Quoiqu'il en soit, dans l'entourage de la victime, c'est le désarroi. Les proches d'Anne Caudal ont annoncé qu'une marche silencieuse se tiendra vendredi soir à Ploërmel en son hommage et celui de son bébé. Le départ s'effectuera à 18 heures de la jardinerie du Lac, où elle travaillait, et se dirigera vers le lac au Duc de Taupont-Ploërmel.
Double vie
Reste désormais à faire avancer l'enquête et comprendre les circonstances d'un tel drame. Trois semaines après la disparition d'Anne Caudal, Christophe avait commencé à passer à des aveux partiels mercredi. Ce père de deux enfants, âgé de 42 ans, et son épouse du même âge avaient été placés en garde à vue mardi matin car "il y avait des points qui ne correspondaient pas" dans leurs déclarations, selon le parquet. L'épouse est passée aux aveux la première, ce qui a ensuite poussé le suspect principal "à commencer à reconnaître les faits", en invoquant une dispute qui aurait mal tourné, selon la même source. Dans la nuit de mardi à mercredi, cette femme a conduit les enquêteurs jusqu'au corps, dans un endroit isolé, à une quinzaine de km du domicile de la victime.
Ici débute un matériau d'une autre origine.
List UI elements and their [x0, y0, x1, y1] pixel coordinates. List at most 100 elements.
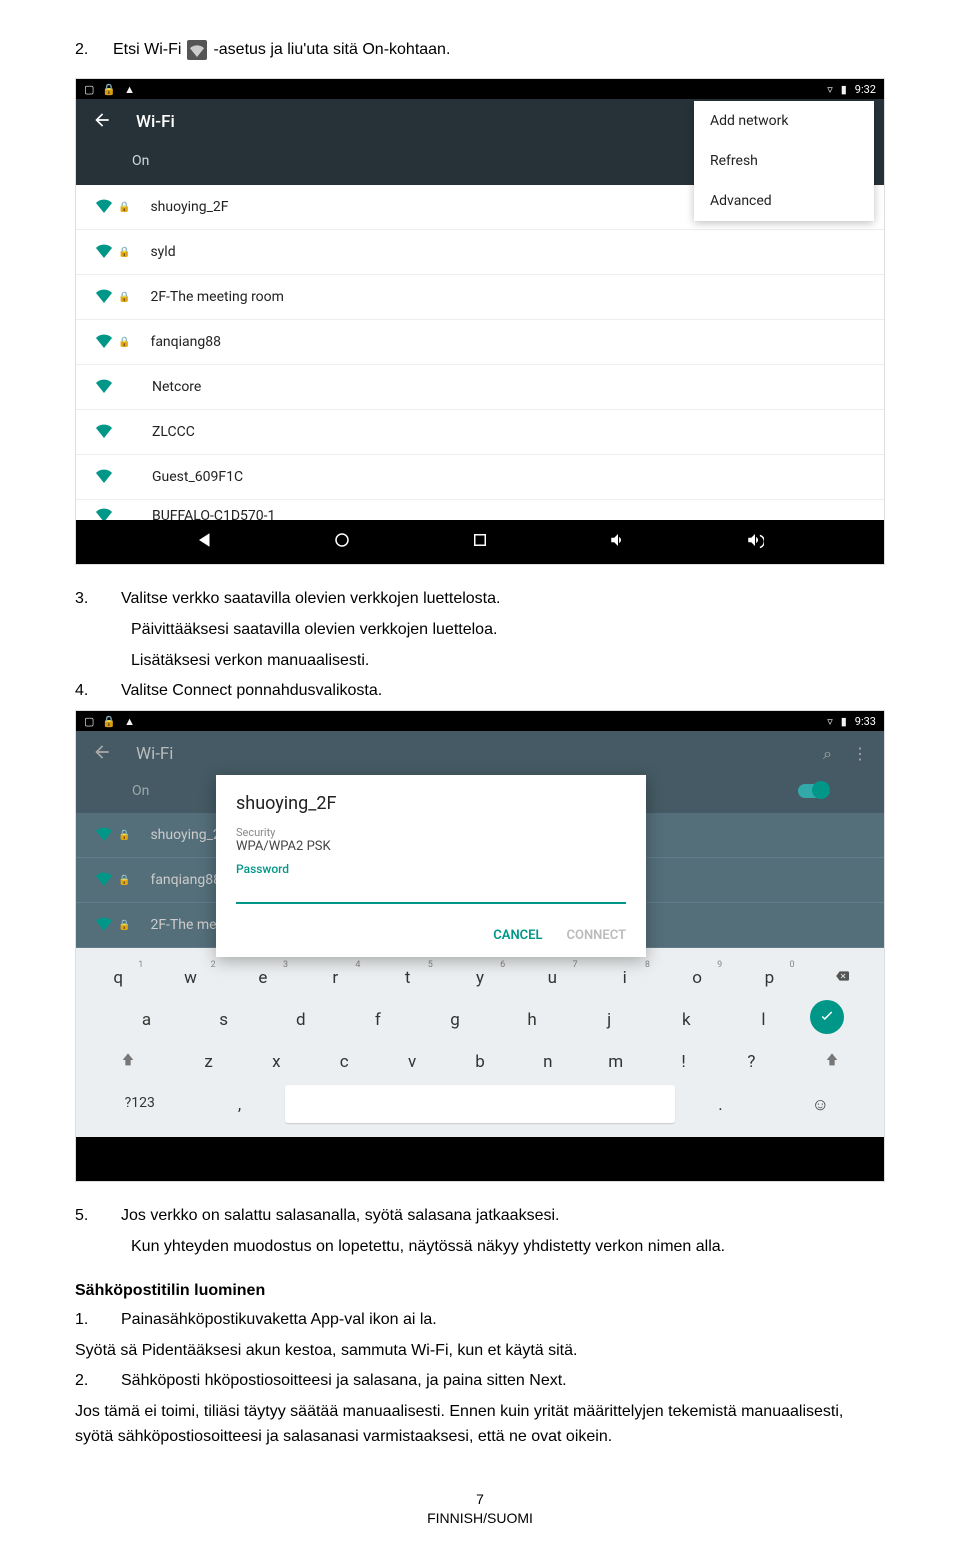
- key-k[interactable]: k: [651, 1000, 722, 1038]
- network-ssid: syld: [150, 244, 864, 260]
- key-c[interactable]: c: [313, 1042, 375, 1081]
- page-lang: FINNISH/SUOMI: [75, 1509, 885, 1529]
- lock-icon: 🔒: [102, 83, 116, 96]
- battery-icon: ▮: [841, 715, 847, 728]
- screenshot-icon: ▢: [84, 83, 94, 96]
- key-n[interactable]: n: [517, 1042, 579, 1081]
- key-d[interactable]: d: [265, 1000, 336, 1038]
- key-l[interactable]: l: [728, 1000, 799, 1038]
- wifi-status-icon: ▿: [827, 715, 833, 728]
- lock-icon: 🔒: [118, 875, 130, 886]
- dialog-cancel-button[interactable]: CANCEL: [493, 928, 542, 943]
- email-section-title: Sähköpostitilin luominen: [75, 1282, 885, 1300]
- key-j[interactable]: j: [574, 1000, 645, 1038]
- key-z[interactable]: z: [178, 1042, 240, 1081]
- wifi-signal-icon: [96, 506, 112, 520]
- battery-icon: ▮: [841, 83, 847, 96]
- wifi-signal-icon: [96, 287, 112, 307]
- network-item[interactable]: Guest_609F1C: [76, 455, 884, 500]
- key-b[interactable]: b: [449, 1042, 511, 1081]
- screenshot-icon: ▢: [84, 715, 94, 728]
- wifi-settings-icon: [187, 40, 207, 60]
- key-enter[interactable]: [810, 1000, 844, 1034]
- nav-recent-icon[interactable]: [471, 531, 489, 553]
- key-f[interactable]: f: [342, 1000, 413, 1038]
- nav-volup-icon[interactable]: [746, 531, 764, 553]
- key-emoji[interactable]: ☺: [766, 1085, 875, 1123]
- key-w[interactable]: 2w: [157, 958, 223, 996]
- key-symbols[interactable]: ?123: [85, 1085, 194, 1123]
- key-space[interactable]: [285, 1085, 676, 1123]
- network-item[interactable]: 🔒 fanqiang88: [76, 320, 884, 365]
- key-shift[interactable]: [85, 1042, 172, 1081]
- key-v[interactable]: v: [381, 1042, 443, 1081]
- page-footer: 7 FINNISH/SUOMI: [75, 1490, 885, 1529]
- key-g[interactable]: g: [419, 1000, 490, 1038]
- key-shift[interactable]: [788, 1042, 875, 1081]
- network-ssid: fanqiang88: [150, 334, 864, 350]
- key-i[interactable]: 8i: [592, 958, 658, 996]
- network-ssid: BUFFALO-C1D570-1: [152, 508, 864, 520]
- menu-advanced[interactable]: Advanced: [694, 181, 874, 221]
- key-m[interactable]: m: [585, 1042, 647, 1081]
- nav-voldown-icon[interactable]: [609, 531, 627, 553]
- dialog-security-value: WPA/WPA2 PSK: [236, 839, 626, 854]
- key-t[interactable]: 5t: [374, 958, 440, 996]
- wifi-toggle: [798, 784, 828, 798]
- key-p[interactable]: 0p: [736, 958, 802, 996]
- network-item[interactable]: 🔒 2F-The meeting room: [76, 275, 884, 320]
- dialog-password-input[interactable]: [236, 902, 626, 904]
- email-item-1b: Syötä sä Pidentääksesi akun kestoa, samm…: [75, 1339, 885, 1364]
- key-h[interactable]: h: [497, 1000, 568, 1038]
- wifi-signal-icon: [96, 332, 112, 352]
- network-item[interactable]: BUFFALO-C1D570-1: [76, 500, 884, 520]
- intro-after: -asetus ja liu'uta sitä On-kohtaan.: [213, 41, 450, 59]
- key-q[interactable]: 1q: [85, 958, 151, 996]
- key-comma[interactable]: ,: [200, 1085, 278, 1123]
- dimmed-background: Wi-Fi ⌕ ⋮ On 🔒shuoying_2F🔒fanqiang88🔒2F-…: [76, 731, 884, 948]
- network-ssid: 2F-The meeting room: [150, 289, 864, 305]
- key-r[interactable]: 4r: [302, 958, 368, 996]
- back-icon: [92, 742, 112, 766]
- intro-before: Etsi Wi-Fi: [113, 41, 181, 59]
- menu-add-network[interactable]: Add network: [694, 101, 874, 141]
- lock-icon: 🔒: [118, 247, 130, 258]
- key-o[interactable]: 9o: [664, 958, 730, 996]
- key-u[interactable]: 7u: [519, 958, 585, 996]
- para-4: 4. Valitse Connect ponnahdusvalikosta.: [75, 679, 885, 704]
- nav-bar: [76, 520, 884, 564]
- network-item[interactable]: Netcore: [76, 365, 884, 410]
- key-s[interactable]: s: [188, 1000, 259, 1038]
- connect-dialog: shuoying_2F Security WPA/WPA2 PSK Passwo…: [216, 775, 646, 957]
- wifi-signal-icon: [96, 242, 112, 262]
- debug-icon: ▲: [124, 83, 135, 96]
- dialog-connect-button[interactable]: CONNECT: [567, 928, 627, 943]
- wifi-signal-icon: [96, 377, 112, 397]
- nav-back-icon[interactable]: [196, 531, 214, 553]
- page-number: 7: [75, 1490, 885, 1510]
- lock-icon: 🔒: [118, 202, 130, 213]
- lock-icon: 🔒: [118, 292, 130, 303]
- nav-home-icon[interactable]: [333, 531, 351, 553]
- key-?[interactable]: ?: [720, 1042, 782, 1081]
- network-item[interactable]: ZLCCC: [76, 410, 884, 455]
- key-a[interactable]: a: [111, 1000, 182, 1038]
- network-item[interactable]: 🔒 syld: [76, 230, 884, 275]
- lock-icon: 🔒: [118, 337, 130, 348]
- para-3b: Päivittääksesi saatavilla olevien verkko…: [75, 618, 885, 643]
- key-x[interactable]: x: [245, 1042, 307, 1081]
- menu-refresh[interactable]: Refresh: [694, 141, 874, 181]
- key-y[interactable]: 6y: [447, 958, 513, 996]
- key-backspace[interactable]: [809, 958, 875, 996]
- wifi-on-label-2: On: [132, 783, 149, 799]
- key-dot[interactable]: .: [681, 1085, 759, 1123]
- network-ssid: Guest_609F1C: [152, 469, 864, 485]
- back-icon[interactable]: [92, 110, 112, 134]
- key-![interactable]: !: [653, 1042, 715, 1081]
- key-e[interactable]: 3e: [230, 958, 296, 996]
- network-ssid: Netcore: [152, 379, 864, 395]
- dialog-security-label: Security: [236, 826, 626, 839]
- status-bar-2: ▢ 🔒 ▲ ▿ ▮ 9:33: [76, 711, 884, 731]
- debug-icon: ▲: [124, 715, 135, 728]
- overflow-menu: Add network Refresh Advanced: [694, 101, 874, 221]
Elle est soupçonnée d'avoir aidé son mari à transporter le corps, retrouvé près d'une carrière désaffectée au lieu-dit Epron, à une quinzaine de kilomètres du lotissement de Bruz où Anne Caudal vivait avec son compagnon depuis le mois de mai. Christophe "partageait son temps entre ses deux foyers" selon des proportions variables, a précisé le parquet : une double vie entre sa future victime et son épouse, qui peut avoir été "l'élément déclencheur" d'une dispute qui a mal tourné, a relevé une source proche de l'enquête.
"Des gens simples"
Anne Caudal "a peut-être découvert qu'il continuait de mener une double vie, mal réagi au fait qu'il n'était pas prêt à vivre avec elle" en quittant son épouse. "Les choses semblaient compliquées au sein du couple. Il avait pris un avocat pour divorcer, mais ils vivaient toujours ensemble", selon la même source. Le corps de la jeune femme, tuée le 7 juillet, a été transporté avant que celui qui allait devenir le suspect du meurtre ne donne lui-même l'alerte, le 10 juillet, auprès des gendarmes. "Le lendemain, il a demandé à son épouse de l'aider à déplacer le corps, puis les jours suivants, à le porter à l'endroit où il a été découvert calciné", selon un communiqué mercredi du parquet.
Pour confondre le couple présenté comme des "gens simples", les enquêteurs de la section de recherche de Rennes ont bénéficié d'un témoignage déterminant, celui d'un autre couple qui a vu "un véhicule autour d'un étang" et relevé l'étrange ballet de ses occupants. Outre les interrogations et contradictions nées des premiers interrogatoires, des éléments matériels ont été retrouvés dans les véhicules du couple, notamment des traces ADN qui suggèrent qu'ils ont servi à transporter le corps. "L'affaire paraît bien calée", résume un enquêteur.